Ms. Hillman also states that she had a post-trial telephone conversation (May 1987) and correspondence with Judge Hartman in which, in her opinion, “he expressed feelings of bias and prejudice against Dr. Story.” She provides no details of the substance of either the telephone conversation or the correspondence, and it is therefore impossible to determine whether her opinion has any rational basis.

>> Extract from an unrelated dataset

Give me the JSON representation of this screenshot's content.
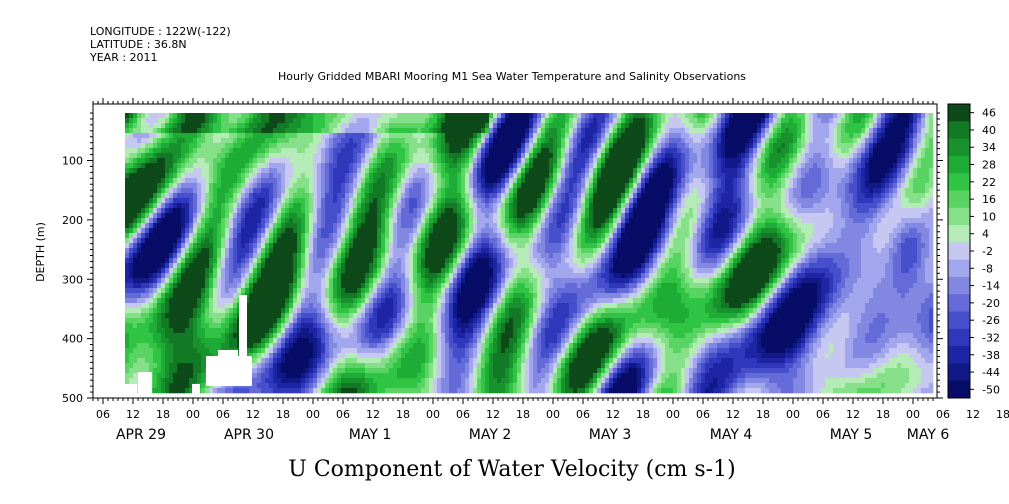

Rule 23, W.R.Cr.P., does not confer upon appellant the right to disqualify successive judges until he finds one that will grant his motions. The rule requires that appellant state facts that would convince a reasonable person with knowledge of all the facts that the judge harbors a personal bias or prejudice against appellant. Hopkinson v. State, 679 P.2d 1008, 1032 (Wyo.1984) (Hopkinson III). As discussed previously, appellant states no facts which support his contention of improper ex parte communications. Similarly, we do not find facts in Ms. Hillman’s affidavit that would convince a reasonable person that the judge is personally biased against appellant. Her stated opinion is not such a fact, and the letter to the jurors does not support her claim. Perhaps in recognition of this, appellant asks that we revise the disqualification rule to allow the appearance of partiality to be sufficient for disqualification. The rule may not be revised in this fashion, but if it were, it would not be helpful to appellant for we do not perceive even an appearance of impropriety.
We agree that an impartial judge is an element of due process, but it takes more than a showing of unfavorable rulings on motions and statements of opinion by a witness to demonstrate bias or prejudice. Appellant was not deprived of due process by the denial of his disqualification motion.